NR. 2. - "Os partidos políticos concorrem para a organização e para a expressão da vontade popular, no respeito pelos princípios da independência nacional, da unidade do Estado e da democracia política".

É isso que têm feito os partidos políticos nos últimos 20 anos?

Observemos à nossa volta e veremos que os partidos políticos estão controlados por gente ruim, politicamente.

É verdade que existem assimetrias flagrantes em muitos aspetos na nossa sociedade, a primeira das quais é entre grande parte da "classe" política que tomou de assalto o sistema partidário, se serve dele para os seus interesses e despreza as populações, e o país e a democracia. Alienou a política aos cidadãos portugueses.

Sem regenerarmos o nosso sistema partidário tudo correrá cada vez pior.

É aqui que é preciso travar as grandes batalhas para regenerar a vida política portuguesa.

Os nossos partidos são "lojas" rodeadas de secretismo, fechadas às populações, e muita gente tem medo de entrar nelas. Ali não se discute política, antes formas de "arrumar" com quem não entrar nos esquemas de uns tantos.

É ali que estão os vários fermentos que levedam a nossa desgraça e muitos regionalistas sabem disto, mas não têm coragem de o denunciar, com receio de serem apeados da máquina monstruosa e reacionária onde foram encavados em momento oportuno.

A vida partidária é discutida nos corredores e gabinetes do Estado e da Adm. Pública em geral, onde imperam uns tipos que têm o pelouro, por exemplo, das autarquias, e são detentores de cargos públicos, deixando ao verdadeiro responsável político da organização partidária, o papel de garantir as formalidades do dia a dia, nomeadamente, em períodos eleitorais, a nomeação dos candidatos a isto e aquilo, decidido fora das estruturas partidárias, em assembleias de reduzida participação.

É o que se passa no norte, no sul e no centro.

E querem os senhores criar partidos regionais, sabendo nós que os seus mentores por lá andam há anos, carregam consigo estes desvios, estes defeitos de uma estrutura vital da democracia?

A luta não é fácil, mas é preciso que os mais jovens se reunam em grupos e decidam aderir aos partidos com que se identificam, recusando cumprir uma das formalidades, que é a de estarem condicionados a um ou dois proponentes.

Assim cumprirão uma das disposições constitucionais da República Portuguesa, para garantir que os representantes eleitos estejam ao serviço do país e do povo.
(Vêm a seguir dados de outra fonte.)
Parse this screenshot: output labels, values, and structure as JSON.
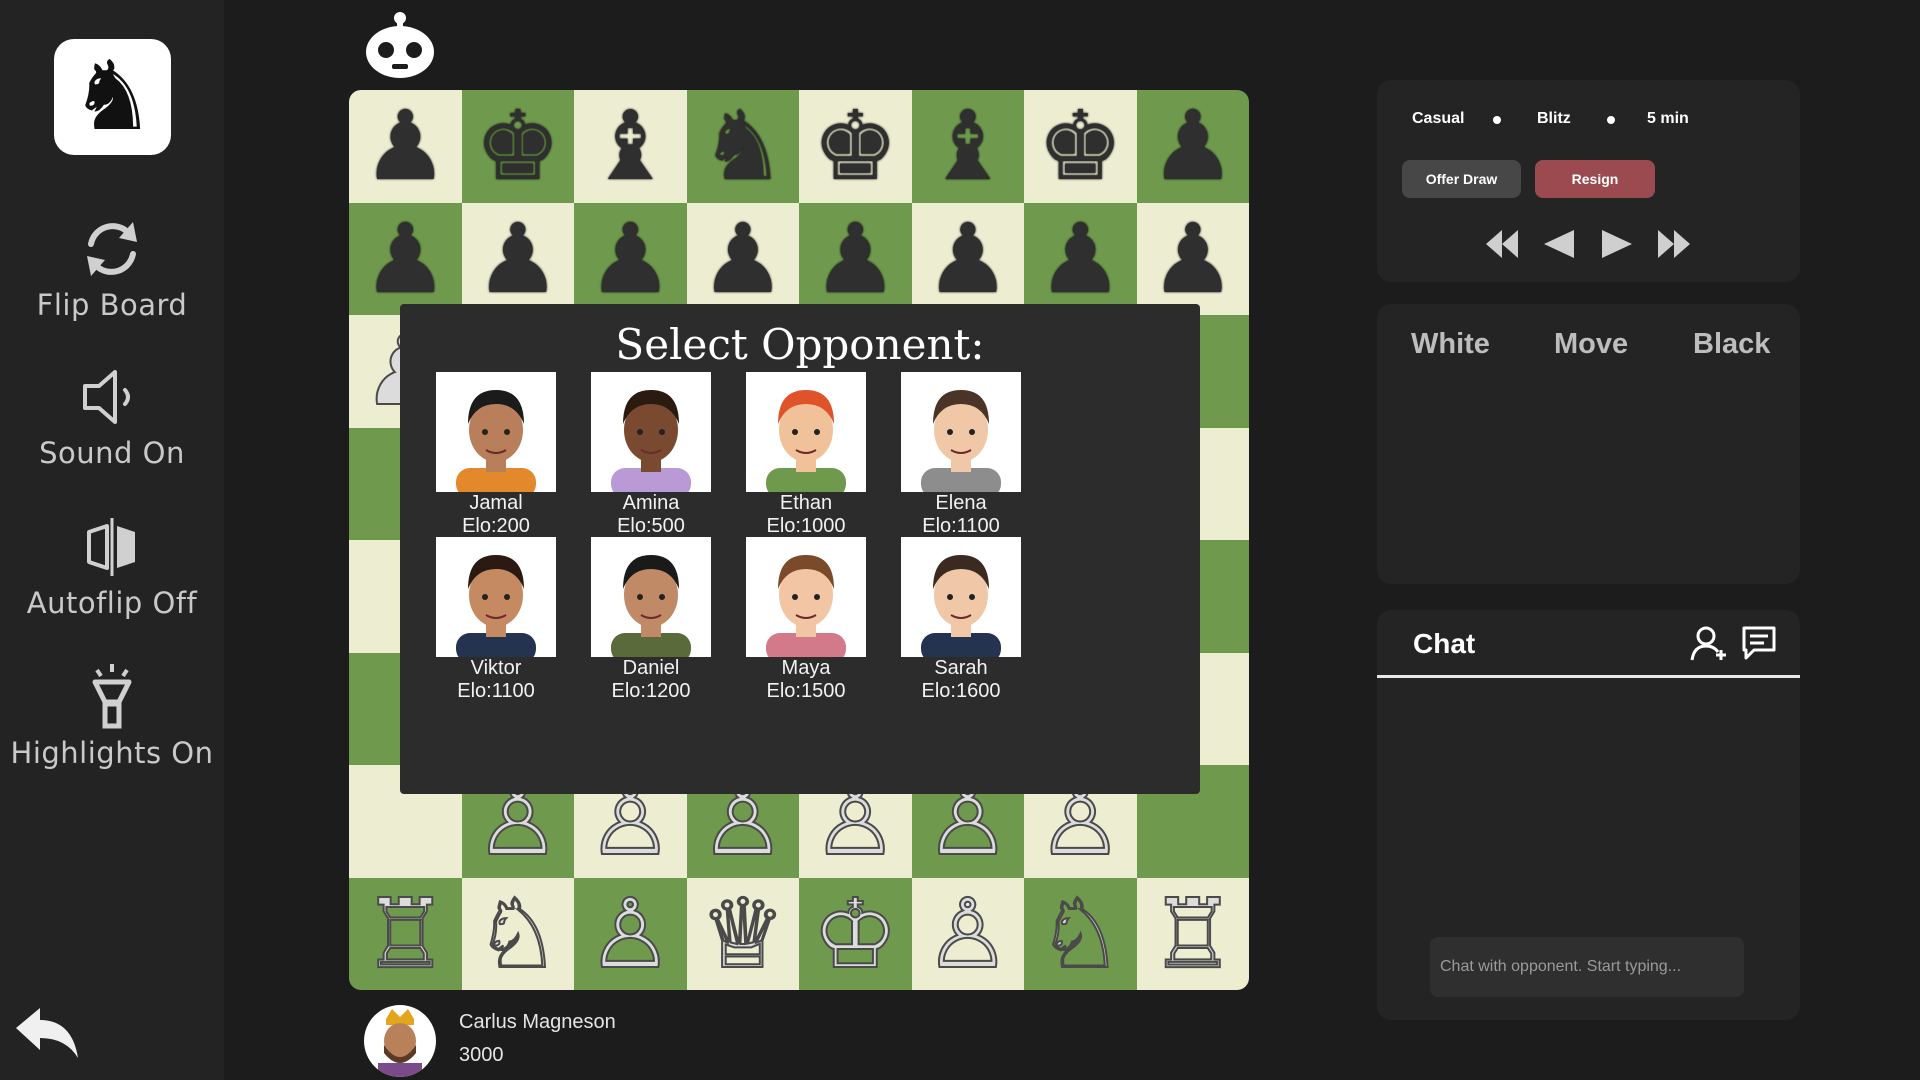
{
  "sidebar": {
    "items": [
      {
        "label": "Flip Board",
        "icon": "flip-icon"
      },
      {
        "label": "Sound On",
        "icon": "speaker-icon"
      },
      {
        "label": "Autoflip Off",
        "icon": "autoflip-icon"
      },
      {
        "label": "Highlights On",
        "icon": "flashlight-icon"
      }
    ]
  },
  "board": {
    "colors": {
      "light": "#ededd2",
      "dark": "#6f9a4d"
    },
    "rank8": [
      "♟",
      "♚",
      "♝",
      "♞",
      "♚",
      "♝",
      "♚",
      "♟"
    ],
    "rank1": [
      "♖",
      "♘",
      "♙",
      "♕",
      "♔",
      "♙",
      "♘",
      "♖"
    ]
  },
  "modal": {
    "title": "Select Opponent:",
    "opponents": [
      {
        "name": "Jamal",
        "elo": "Elo:200"
      },
      {
        "name": "Amina",
        "elo": "Elo:500"
      },
      {
        "name": "Ethan",
        "elo": "Elo:1000"
      },
      {
        "name": "Elena",
        "elo": "Elo:1100"
      },
      {
        "name": "Viktor",
        "elo": "Elo:1100"
      },
      {
        "name": "Daniel",
        "elo": "Elo:1200"
      },
      {
        "name": "Maya",
        "elo": "Elo:1500"
      },
      {
        "name": "Sarah",
        "elo": "Elo:1600"
      }
    ]
  },
  "game_info": {
    "mode": "Casual",
    "speed": "Blitz",
    "time": "5 min",
    "offer_draw": "Offer Draw",
    "resign": "Resign",
    "resign_color": "#9b4a4f"
  },
  "moves": {
    "white": "White",
    "move": "Move",
    "black": "Black"
  },
  "chat": {
    "title": "Chat",
    "placeholder": "Chat with opponent. Start typing..."
  },
  "player": {
    "name": "Carlus Magneson",
    "rating": "3000"
  }
}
Partidos regionalistas são perigosos para a unidade do país, estão vazios de ideologias e programas e são o terreno favorável à acção de caciques e demagogos.
Caro Templario,

Que os nossos partidos políticos (os principais), a exemplo do país, são fortemente centralistas, estamos de acordo. Agora, já não o acompanho na sua 'liturgia' radical anti-partidos, até porque os partidos são a base dos regimes democráticos.

Claro que os partidos também manifestam alguns problemas no seu funcionamento, mas, neste plano, o nosso maior problema, radica na precaridade da nossa sociedade civil.